Biliyorsunuz, kalıtımın en önemli şey olduğuna ve yetiştirme ve eğitimin yardımcı faktörler olduğuna inanıyorum.

Yetiştirilme

Kişi, hayatının ilk dakikalarından itibaren etrafındaki dünyadan alır. Lütfen bunun belirli bir durumda nasıl davranacağını bilen biri olduğunu, sessiz kalan ve davranışlarıyla başkaları için sorun yaratmayan biri olduğunu unutmayın.

  • Küçük yaşlardan itibaren, daha çocukken, içinde yaşadığımız toplumun geleneklerini, yaşam tarzını, ilişkilerini özümseriz. Ve bu ortam her zaman müreffeh değildir.

Eğitim

Bir kişinin mantıksal olarak okuyabilmesi, yazabilmesi ve düşünebilmesi için (en azından düşüncelerini formüle edip ifade edebilmek için) belirli bir bilgi tabanı edinmesi gerekir.

Eğitimin kişiliğin oluşumunda belirleyici bir etkisi olduğunu düşünmüyorum. Bir kişinin buna içsel bir ihtiyacı varsa, o zaman bilgi edinmek için çabalayacaktır; yoksa onu kafasına zorlayamazsınız.

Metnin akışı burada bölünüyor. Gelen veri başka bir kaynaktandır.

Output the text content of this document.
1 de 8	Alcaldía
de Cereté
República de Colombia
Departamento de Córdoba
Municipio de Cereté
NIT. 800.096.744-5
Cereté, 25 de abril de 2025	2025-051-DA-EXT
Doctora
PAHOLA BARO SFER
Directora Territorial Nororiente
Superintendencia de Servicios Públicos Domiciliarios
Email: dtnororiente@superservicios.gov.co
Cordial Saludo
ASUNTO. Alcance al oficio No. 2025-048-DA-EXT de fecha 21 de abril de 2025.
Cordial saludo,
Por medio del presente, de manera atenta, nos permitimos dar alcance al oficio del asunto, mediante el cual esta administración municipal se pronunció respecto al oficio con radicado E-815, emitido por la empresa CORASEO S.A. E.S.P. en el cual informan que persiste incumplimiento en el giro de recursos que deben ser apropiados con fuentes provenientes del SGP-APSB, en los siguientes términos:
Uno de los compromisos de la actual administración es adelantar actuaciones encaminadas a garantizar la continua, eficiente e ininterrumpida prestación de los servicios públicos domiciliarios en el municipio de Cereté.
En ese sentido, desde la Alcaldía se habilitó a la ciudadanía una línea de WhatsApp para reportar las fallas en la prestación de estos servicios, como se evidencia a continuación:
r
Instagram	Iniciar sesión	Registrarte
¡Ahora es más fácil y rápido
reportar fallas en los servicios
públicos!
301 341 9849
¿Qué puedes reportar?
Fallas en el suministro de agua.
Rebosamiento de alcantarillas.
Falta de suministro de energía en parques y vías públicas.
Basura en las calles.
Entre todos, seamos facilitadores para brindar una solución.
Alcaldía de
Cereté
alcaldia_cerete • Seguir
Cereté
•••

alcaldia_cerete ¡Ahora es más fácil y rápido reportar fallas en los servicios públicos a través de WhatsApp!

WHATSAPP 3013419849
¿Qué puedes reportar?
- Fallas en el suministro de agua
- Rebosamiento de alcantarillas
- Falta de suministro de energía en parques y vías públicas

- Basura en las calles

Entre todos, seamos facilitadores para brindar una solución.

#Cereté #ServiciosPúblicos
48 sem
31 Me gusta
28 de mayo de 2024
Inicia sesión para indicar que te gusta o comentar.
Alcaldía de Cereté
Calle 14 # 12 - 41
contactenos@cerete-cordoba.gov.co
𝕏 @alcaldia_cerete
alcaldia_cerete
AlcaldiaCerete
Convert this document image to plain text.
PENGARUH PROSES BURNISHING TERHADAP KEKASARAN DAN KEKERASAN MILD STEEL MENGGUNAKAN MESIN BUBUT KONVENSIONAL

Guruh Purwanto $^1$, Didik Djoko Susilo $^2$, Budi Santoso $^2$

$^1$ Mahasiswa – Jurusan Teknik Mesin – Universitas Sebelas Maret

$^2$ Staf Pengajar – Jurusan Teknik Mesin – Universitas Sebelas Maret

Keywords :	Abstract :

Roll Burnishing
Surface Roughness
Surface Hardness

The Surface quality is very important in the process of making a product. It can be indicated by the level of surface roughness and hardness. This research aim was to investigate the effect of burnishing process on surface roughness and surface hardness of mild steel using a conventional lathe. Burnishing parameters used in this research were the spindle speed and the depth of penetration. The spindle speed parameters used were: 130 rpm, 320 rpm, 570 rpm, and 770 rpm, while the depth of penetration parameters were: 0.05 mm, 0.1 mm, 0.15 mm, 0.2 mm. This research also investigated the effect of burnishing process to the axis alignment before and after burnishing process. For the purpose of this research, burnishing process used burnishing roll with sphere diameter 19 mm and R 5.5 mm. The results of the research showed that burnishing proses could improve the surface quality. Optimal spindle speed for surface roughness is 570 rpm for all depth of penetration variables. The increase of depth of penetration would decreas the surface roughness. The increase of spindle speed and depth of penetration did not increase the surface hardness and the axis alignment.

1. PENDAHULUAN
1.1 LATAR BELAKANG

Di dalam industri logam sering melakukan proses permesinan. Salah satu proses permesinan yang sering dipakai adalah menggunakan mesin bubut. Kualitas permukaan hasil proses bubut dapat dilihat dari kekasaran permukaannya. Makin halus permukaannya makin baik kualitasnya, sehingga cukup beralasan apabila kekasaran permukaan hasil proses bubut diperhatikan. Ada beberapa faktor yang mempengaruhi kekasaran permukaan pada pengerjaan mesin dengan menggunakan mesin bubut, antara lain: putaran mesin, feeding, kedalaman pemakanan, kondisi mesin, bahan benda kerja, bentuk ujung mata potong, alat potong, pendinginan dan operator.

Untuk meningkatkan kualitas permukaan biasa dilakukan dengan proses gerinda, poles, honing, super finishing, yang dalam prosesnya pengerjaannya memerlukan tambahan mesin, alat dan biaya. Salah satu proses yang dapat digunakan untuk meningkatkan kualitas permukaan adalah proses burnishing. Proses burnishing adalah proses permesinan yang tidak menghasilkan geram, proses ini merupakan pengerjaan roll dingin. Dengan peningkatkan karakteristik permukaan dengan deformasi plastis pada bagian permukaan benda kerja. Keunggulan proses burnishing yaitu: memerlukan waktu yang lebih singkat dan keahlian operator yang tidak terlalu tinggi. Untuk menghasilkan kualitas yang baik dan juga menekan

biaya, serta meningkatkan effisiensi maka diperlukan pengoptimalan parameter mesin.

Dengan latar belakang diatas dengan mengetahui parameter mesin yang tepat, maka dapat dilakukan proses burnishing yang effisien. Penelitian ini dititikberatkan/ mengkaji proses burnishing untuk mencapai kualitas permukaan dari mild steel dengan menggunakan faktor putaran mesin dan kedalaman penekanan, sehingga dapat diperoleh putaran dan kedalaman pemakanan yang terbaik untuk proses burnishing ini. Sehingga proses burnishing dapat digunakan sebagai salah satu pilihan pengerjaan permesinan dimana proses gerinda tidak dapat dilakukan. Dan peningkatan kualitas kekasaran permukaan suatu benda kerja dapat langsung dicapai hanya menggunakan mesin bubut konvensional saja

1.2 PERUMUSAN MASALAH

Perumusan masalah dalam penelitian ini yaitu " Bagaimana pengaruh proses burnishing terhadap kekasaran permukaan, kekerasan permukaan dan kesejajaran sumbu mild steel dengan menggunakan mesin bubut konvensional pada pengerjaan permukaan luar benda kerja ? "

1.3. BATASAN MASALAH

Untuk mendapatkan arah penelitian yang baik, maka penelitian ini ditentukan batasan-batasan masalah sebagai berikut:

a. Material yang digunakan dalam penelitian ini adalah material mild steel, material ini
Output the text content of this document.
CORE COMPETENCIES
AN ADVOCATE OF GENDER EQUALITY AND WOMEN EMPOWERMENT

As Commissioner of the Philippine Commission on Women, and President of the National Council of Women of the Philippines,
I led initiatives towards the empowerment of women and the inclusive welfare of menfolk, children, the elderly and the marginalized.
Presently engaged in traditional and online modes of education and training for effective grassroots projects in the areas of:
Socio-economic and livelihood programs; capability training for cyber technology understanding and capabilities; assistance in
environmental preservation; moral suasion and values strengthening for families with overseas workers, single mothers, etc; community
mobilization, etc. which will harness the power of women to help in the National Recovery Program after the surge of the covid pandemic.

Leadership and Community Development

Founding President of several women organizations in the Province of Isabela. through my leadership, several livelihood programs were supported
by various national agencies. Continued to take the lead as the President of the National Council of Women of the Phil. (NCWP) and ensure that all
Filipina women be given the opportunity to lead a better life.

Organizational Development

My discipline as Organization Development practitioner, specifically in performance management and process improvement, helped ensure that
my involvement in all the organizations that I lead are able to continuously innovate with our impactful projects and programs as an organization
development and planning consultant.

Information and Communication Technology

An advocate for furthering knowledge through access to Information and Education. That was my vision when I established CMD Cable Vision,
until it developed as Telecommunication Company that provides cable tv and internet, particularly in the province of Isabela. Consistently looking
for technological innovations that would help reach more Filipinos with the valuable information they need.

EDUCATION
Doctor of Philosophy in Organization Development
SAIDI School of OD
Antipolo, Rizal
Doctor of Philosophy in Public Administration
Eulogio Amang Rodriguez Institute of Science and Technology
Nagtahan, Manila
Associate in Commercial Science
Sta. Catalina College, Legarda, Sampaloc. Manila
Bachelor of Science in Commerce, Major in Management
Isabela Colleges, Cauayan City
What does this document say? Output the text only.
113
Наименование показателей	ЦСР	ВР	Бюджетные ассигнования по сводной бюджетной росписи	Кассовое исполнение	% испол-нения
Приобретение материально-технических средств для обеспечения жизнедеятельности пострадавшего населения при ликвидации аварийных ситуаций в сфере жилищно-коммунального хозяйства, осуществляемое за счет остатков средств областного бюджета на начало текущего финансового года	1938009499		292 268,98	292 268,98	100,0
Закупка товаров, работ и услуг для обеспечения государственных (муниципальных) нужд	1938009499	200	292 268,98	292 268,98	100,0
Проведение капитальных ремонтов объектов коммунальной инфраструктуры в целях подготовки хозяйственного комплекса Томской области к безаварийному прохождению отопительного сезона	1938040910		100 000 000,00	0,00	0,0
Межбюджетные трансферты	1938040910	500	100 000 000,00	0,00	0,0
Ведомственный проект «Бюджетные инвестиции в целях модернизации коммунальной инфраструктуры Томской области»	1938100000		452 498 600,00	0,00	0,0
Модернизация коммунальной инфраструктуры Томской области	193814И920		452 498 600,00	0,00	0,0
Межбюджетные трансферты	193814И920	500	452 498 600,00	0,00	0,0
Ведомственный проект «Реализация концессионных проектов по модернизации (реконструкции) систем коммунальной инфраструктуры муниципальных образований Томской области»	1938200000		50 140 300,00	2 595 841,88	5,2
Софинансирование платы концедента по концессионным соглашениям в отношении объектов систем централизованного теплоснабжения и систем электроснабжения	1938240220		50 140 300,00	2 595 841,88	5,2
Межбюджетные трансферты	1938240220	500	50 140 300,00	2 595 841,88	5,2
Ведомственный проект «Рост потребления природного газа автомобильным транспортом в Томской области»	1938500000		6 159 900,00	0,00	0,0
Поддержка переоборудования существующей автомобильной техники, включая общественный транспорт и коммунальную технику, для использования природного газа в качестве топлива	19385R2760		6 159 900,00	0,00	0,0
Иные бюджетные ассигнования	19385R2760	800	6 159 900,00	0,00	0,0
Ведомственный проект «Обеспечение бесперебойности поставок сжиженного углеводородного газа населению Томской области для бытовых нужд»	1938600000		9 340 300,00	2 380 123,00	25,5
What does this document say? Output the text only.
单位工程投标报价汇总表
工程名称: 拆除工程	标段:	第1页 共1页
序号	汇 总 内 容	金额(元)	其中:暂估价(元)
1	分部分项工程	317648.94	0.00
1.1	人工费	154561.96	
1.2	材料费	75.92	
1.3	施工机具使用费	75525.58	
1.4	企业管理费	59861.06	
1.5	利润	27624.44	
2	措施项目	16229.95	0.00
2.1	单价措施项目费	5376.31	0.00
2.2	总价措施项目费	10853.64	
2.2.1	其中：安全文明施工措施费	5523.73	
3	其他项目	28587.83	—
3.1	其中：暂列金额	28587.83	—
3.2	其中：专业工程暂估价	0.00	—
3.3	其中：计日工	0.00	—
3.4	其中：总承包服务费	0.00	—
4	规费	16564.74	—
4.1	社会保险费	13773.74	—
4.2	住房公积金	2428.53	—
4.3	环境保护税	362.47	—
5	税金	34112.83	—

Genlerin bizi yönettiği iddiamı desteklemek için şu açık örneği vereceğim:

İyi ve müreffeh bir aile, ancak oğul aniden alkolik oluyor ve çalışmak ya da okumak istemiyor. Ebeveynler dehşete düşmüş durumda. Ve tamamen aynı yaşam tarzını sürdüren büyük bir büyükbabaları olduğu ortaya çıktı. Böylece birkaç nesil sonra kalıtım konuşmaya başladı. Ve yetiştirme ve eğitim kanın bileşimini baskılayamadı.